To a lesser extent, the $42m iClima Global Decarbonisation Enablers UCITS ETF (CLMA) and the $61m Invesco Global Clean Energy UCITS ETF (GCLE) will also be impacted with their respective 0.8% and 0.7% exposures to Ørsted.
The move by Danish authorities will force the company to restart units at its decommissioned coal-fired Strudstrup Power Station and oil-burning Kyndby Peak Load Plant, as well as cancelling the phase-out of its coal-powered Esbjerg Station which was scheduled for March 2023.
While ranking as “the world’s most sustainable energy company” in the Corporate Knights Global 100 index since 2019 and the largest developer of offshore wind capacity globally as of January 2022, Ørsted has been ordered to keep the three fossil fuel-based power stations running until June 2024.
Responding to the update, Ørsted group president and CEO Mads Nipper said: "We will, of course, comply with the Danish authorities’ order, and we will now begin preparing and maintaining the units as well as securing the staffing necessary to operate them.
“We still believe that we, as a society, must phase out the use of gas, oil, and coal as soon as possible, but we're in the middle of a European energy crisis, and we will, of course, contribute to ensuring the electricity supply to the best of our ability.”
As for the ETF issuer reaction, the question now becomes whether clean energy strategies will divest from one of the industry's key players.
Fidelity’s FRNW may be forced to dispose of Ørsted given it excludes companies more than 5% exposed to coal extraction or power generation. Before the regulator’s order, Ørsted generated 10% of its power from non-renewable sources.
A company spokesperson said: “This ETF is passively managed and tracks an index developed by Fidelity Management and Research Company (FMR). We do not comment on individual securities.”
Meanwhile, impact investing specialist iClima Earth said it will closely monitor Ørsted’s business involvement but remains sympathetic to the company’s role in alleviating energy supply pressures in Denmark.

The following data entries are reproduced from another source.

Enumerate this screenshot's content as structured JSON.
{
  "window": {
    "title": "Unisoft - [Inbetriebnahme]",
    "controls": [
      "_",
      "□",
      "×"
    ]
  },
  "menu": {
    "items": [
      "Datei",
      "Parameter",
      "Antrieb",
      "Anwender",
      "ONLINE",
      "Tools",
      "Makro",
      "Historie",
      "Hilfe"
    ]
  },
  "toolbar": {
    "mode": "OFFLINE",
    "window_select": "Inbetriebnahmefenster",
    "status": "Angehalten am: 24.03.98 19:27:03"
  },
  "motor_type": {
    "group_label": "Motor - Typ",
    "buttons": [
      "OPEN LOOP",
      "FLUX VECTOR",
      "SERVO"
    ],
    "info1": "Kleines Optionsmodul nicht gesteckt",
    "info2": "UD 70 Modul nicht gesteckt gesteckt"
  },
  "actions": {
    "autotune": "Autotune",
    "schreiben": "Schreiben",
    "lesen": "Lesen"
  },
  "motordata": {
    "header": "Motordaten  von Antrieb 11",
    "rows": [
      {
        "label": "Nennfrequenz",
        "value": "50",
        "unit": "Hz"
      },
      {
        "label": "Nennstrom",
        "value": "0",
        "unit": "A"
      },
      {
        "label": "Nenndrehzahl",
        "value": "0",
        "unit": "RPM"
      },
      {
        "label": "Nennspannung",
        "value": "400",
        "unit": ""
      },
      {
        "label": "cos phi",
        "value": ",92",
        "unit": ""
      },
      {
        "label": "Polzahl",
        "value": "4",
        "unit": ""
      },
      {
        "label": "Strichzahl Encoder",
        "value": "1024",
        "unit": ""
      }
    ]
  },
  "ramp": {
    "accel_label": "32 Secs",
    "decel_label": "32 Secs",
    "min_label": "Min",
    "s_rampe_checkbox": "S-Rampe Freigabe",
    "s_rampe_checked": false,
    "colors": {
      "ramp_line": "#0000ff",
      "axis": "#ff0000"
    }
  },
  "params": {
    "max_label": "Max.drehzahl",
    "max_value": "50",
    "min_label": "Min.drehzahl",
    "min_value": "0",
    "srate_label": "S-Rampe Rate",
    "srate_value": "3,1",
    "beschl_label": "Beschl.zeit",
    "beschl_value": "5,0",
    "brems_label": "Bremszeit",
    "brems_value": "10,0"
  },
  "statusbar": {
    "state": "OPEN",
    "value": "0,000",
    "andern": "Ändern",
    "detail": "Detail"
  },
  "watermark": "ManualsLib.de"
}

Gabriela Herculano, co-founder and CEO of iClima Earth, told ETF Stream: “[The order] comes from the regulator and cannot be misinterpreted as a change in strategy, nor as an inability to deliver a robust pipeline of renewable projects. It is exactly the opposite.
“These companies are accelerating the energy transition, but in the very short term, must deliver to its customers.”

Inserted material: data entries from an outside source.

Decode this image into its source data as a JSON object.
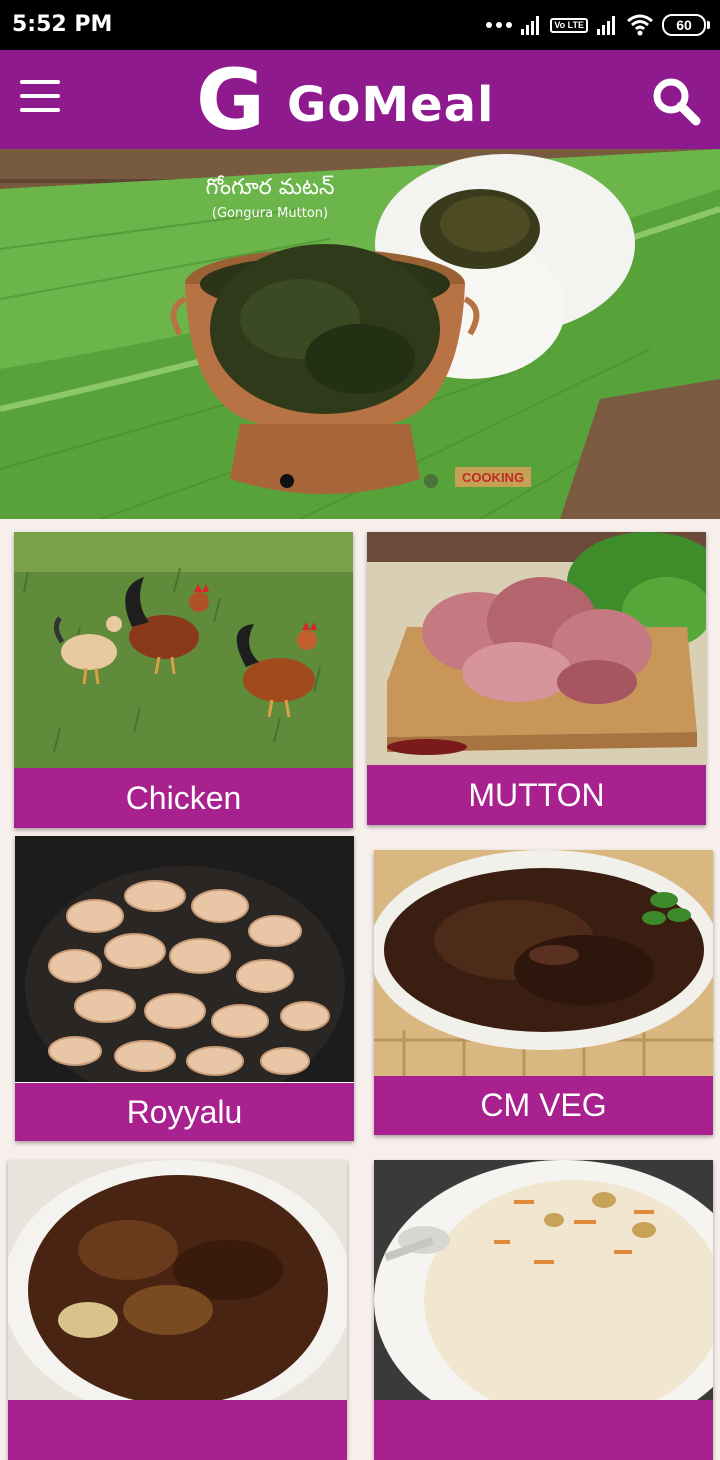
{
  "status_bar": {
    "time": "5:52 PM",
    "volte_label": "Vo LTE",
    "battery": "60"
  },
  "app_bar": {
    "logo_letter": "G",
    "app_name": "GoMeal"
  },
  "banner": {
    "title_telugu": "గోంగూర మటన్",
    "title_english": "(Gongura Mutton)",
    "watermark": "COOKING",
    "current_slide": 1
  },
  "categories": [
    {
      "label": "Chicken"
    },
    {
      "label": "MUTTON"
    },
    {
      "label": "Royyalu"
    },
    {
      "label": "CM VEG"
    },
    {
      "label": ""
    },
    {
      "label": ""
    }
  ],
  "colors": {
    "app_bar": "#8e1a8e",
    "card_label": "#a8218f",
    "page_bg": "#f7efec"
  }
}
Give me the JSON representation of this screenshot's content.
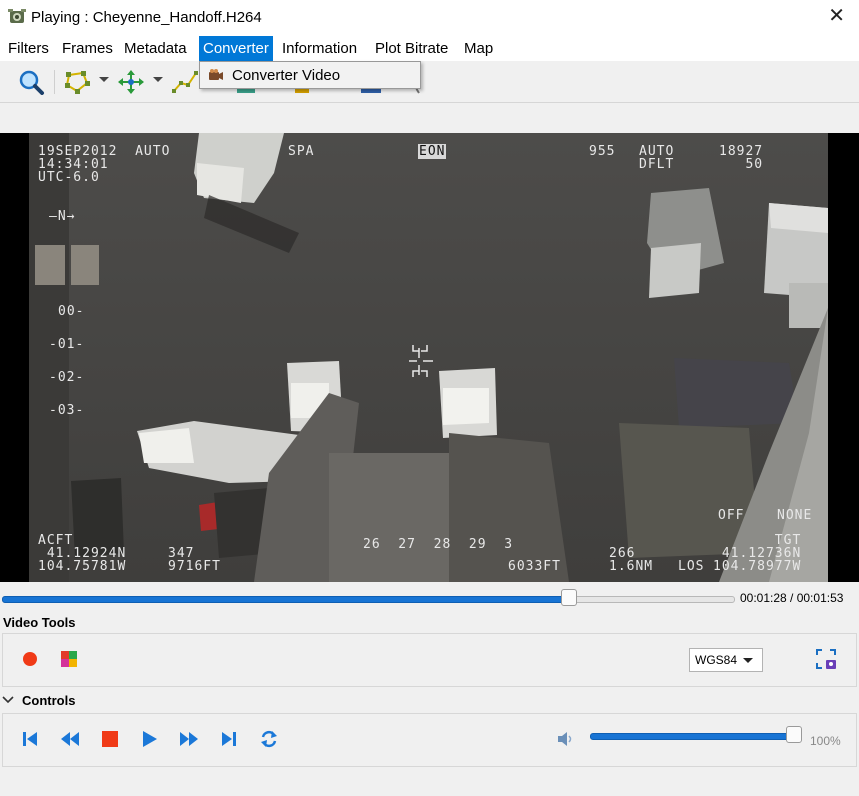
{
  "window": {
    "title": "Playing : Cheyenne_Handoff.H264",
    "close_glyph": "✕"
  },
  "menu": {
    "items": [
      "Filters",
      "Frames",
      "Metadata",
      "Converter",
      "Information",
      "Plot Bitrate",
      "Map"
    ],
    "active": "Converter"
  },
  "converter_menu": {
    "items": [
      {
        "label": "Converter Video",
        "icon": "camera-icon"
      }
    ]
  },
  "toolbar": {
    "icons": [
      "magnifier-icon",
      "polygon-icon",
      "move-cross-icon",
      "polyline-icon",
      "stamp-icon",
      "filter-icon",
      "gear-icon",
      "map-pin-icon"
    ]
  },
  "video": {
    "osd": {
      "top_left": "19SEP2012  AUTO\n14:34:01\nUTC-6.0",
      "spa": "SPA",
      "eon": "EON",
      "top_center": "955",
      "top_right_auto": "AUTO\nDFLT",
      "top_right_num": "18927\n50",
      "north": "—N→",
      "ladder": [
        "00-",
        "-01-",
        "-02-",
        "-03-"
      ],
      "bottom_left": "ACFT\n 41.12924N\n104.75781W",
      "altitude": "347\n9716FT",
      "heading_tape": "26  27  28  29  3",
      "range": "6033FT",
      "slant": "266\n1.6NM",
      "los": "LOS",
      "bottom_right": "TGT\n 41.12736N\n104.78977W",
      "off": "OFF",
      "none": "NONE"
    }
  },
  "seek": {
    "current": "00:01:28",
    "total": "00:01:53",
    "display": "00:01:28 / 00:01:53",
    "progress": 0.774
  },
  "video_tools": {
    "label": "Video Tools",
    "record_icon": "record-icon",
    "color_icon": "color-squares-icon",
    "coord_system": "WGS84",
    "capture_icon": "capture-icon"
  },
  "controls": {
    "label": "Controls",
    "buttons": [
      "skip-start-icon",
      "rewind-icon",
      "stop-icon",
      "play-icon",
      "fast-forward-icon",
      "skip-end-icon",
      "loop-icon"
    ],
    "volume_icon": "speaker-icon",
    "volume": "100%",
    "volume_level": 1.0
  },
  "colors": {
    "accent": "#1874d4",
    "menu_active": "#0078d7",
    "stop": "#f03a17",
    "record": "#f03a17"
  }
}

Herculano said CLMA does not capture equities with coal revenue exposure exceeding 1% but added Ørsted may offset its new fossil fuel activities by commissioning new renewable assets.

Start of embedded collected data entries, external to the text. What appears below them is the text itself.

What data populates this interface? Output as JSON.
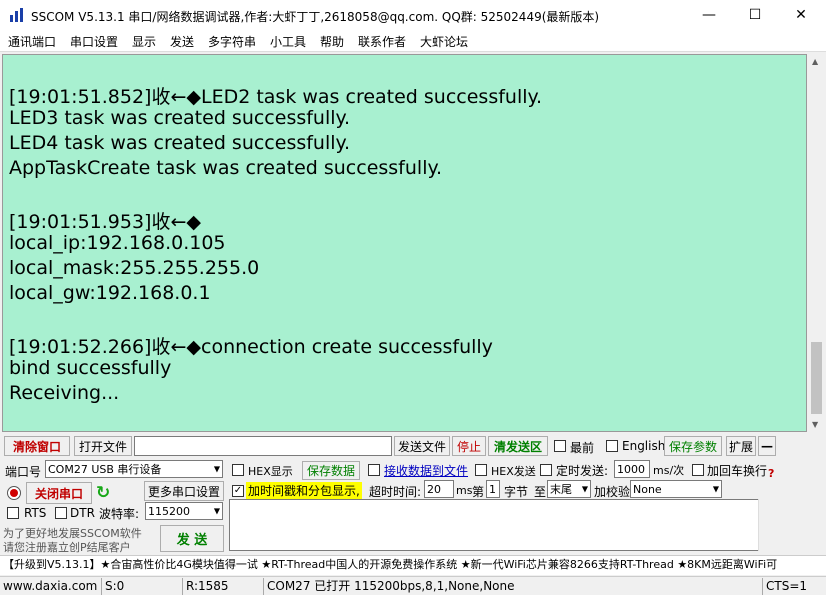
{
  "window": {
    "title": "SSCOM V5.13.1 串口/网络数据调试器,作者:大虾丁丁,2618058@qq.com. QQ群: 52502449(最新版本)",
    "minimize": "—",
    "maximize": "☐",
    "close": "✕"
  },
  "menu": [
    "通讯端口",
    "串口设置",
    "显示",
    "发送",
    "多字符串",
    "小工具",
    "帮助",
    "联系作者",
    "大虾论坛"
  ],
  "receive": {
    "lines": [
      "[19:01:51.852]收←◆LED2 task was created successfully.",
      "LED3 task was created successfully.",
      "LED4 task was created successfully.",
      "AppTaskCreate task was created successfully.",
      "",
      "[19:01:51.953]收←◆",
      "local_ip:192.168.0.105",
      "local_mask:255.255.255.0",
      "local_gw:192.168.0.1",
      "",
      "[19:01:52.266]收←◆connection create successfully",
      "bind successfully",
      "Receiving..."
    ]
  },
  "toolbar": {
    "clear": "清除窗口",
    "open_file": "打开文件",
    "file_path": "",
    "send_file": "发送文件",
    "stop": "停止",
    "clear_send": "清发送区",
    "topmost": "最前",
    "english": "English",
    "save_params": "保存参数",
    "expand": "扩展",
    "collapse": "—"
  },
  "port": {
    "label": "端口号",
    "value": "COM27 USB 串行设备",
    "close_btn": "关闭串口",
    "more_settings": "更多串口设置",
    "rts": "RTS",
    "dtr": "DTR",
    "baud_label": "波特率:",
    "baud_value": "115200"
  },
  "options": {
    "hex_display": "HEX显示",
    "save_data": "保存数据",
    "recv_to_file": "接收数据到文件",
    "hex_send": "HEX发送",
    "timed_send": "定时发送:",
    "interval": "1000",
    "interval_unit": "ms/次",
    "add_crlf": "加回车换行",
    "timestamp": "加时间戳和分包显示,",
    "timeout_label": "超时时间:",
    "timeout_value": "20",
    "timeout_unit": "ms",
    "byte_prefix": "第",
    "byte_num": "1",
    "byte_label": "字节",
    "to_label": "至",
    "to_value": "末尾",
    "checksum_label": "加校验",
    "checksum_value": "None"
  },
  "promo": {
    "line1": "为了更好地发展SSCOM软件",
    "line2": "请您注册嘉立创P结尾客户",
    "send": "发 送"
  },
  "ticker": "【升级到V5.13.1】★合宙高性价比4G模块值得一试 ★RT-Thread中国人的开源免费操作系统 ★新一代WiFi芯片兼容8266支持RT-Thread ★8KM远距离WiFi可",
  "status": {
    "site": "www.daxia.com",
    "sent": "S:0",
    "received": "R:1585",
    "port_info": "COM27 已打开  115200bps,8,1,None,None",
    "cts": "CTS=1"
  },
  "colors": {
    "receive_bg": "#a8f0d0",
    "accent_red": "#c00000",
    "accent_green": "#008000",
    "timestamp_bg": "#ffff00"
  }
}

“Ørsted is an incredible case of a company that used to be a national fossil fuel player that repositioned almost all of its fossil fuel assets. It is a beacon of foresight and it is very fair to see Ørsted as a climate champion.”
Herculano concluded while Ørsted is targeting carbon neutrality in its operations by 2025, it will be removed from iClima Earth’s stock universe if its coal revenues surpass 1%.
Elsewhere, it appears unlikely INRG or GCLE will divest from the company.
GCLE’s benchmark, the Wilderhill New Energy Global Innovation index, is already 10.3% exposed to companies with activities falling under four divisions of Annex I to European Commission Regulation No 1893/2006, including coal and oil extraction and manufactured goods.
INRG, meanwhile, began including broader energy utilities after two index reshuffles last year. As such, companies can be included as long as their power generation from coal does not exceed 25%.
Outside of clean energy, the recently launched $7m HSBC World ESG Biodiversity Screened Equity UCITS ETF (HBDV) has a modest 0.1% exposure to Ørsted and excludes companies deriving more than 2.5% of revenue from coal-powered energy generation.
Overall, the Ørsted situation raises some interesting questions such as whether this issue will replay among other companies having to adapt to the realities of an energy crisis.
Also, given Ørsted will remain a central contributor to the energy transition – should rules-based indices be more discretionary about how they include and exclude companies, especially when a company is likely to re-enter an index at a later date?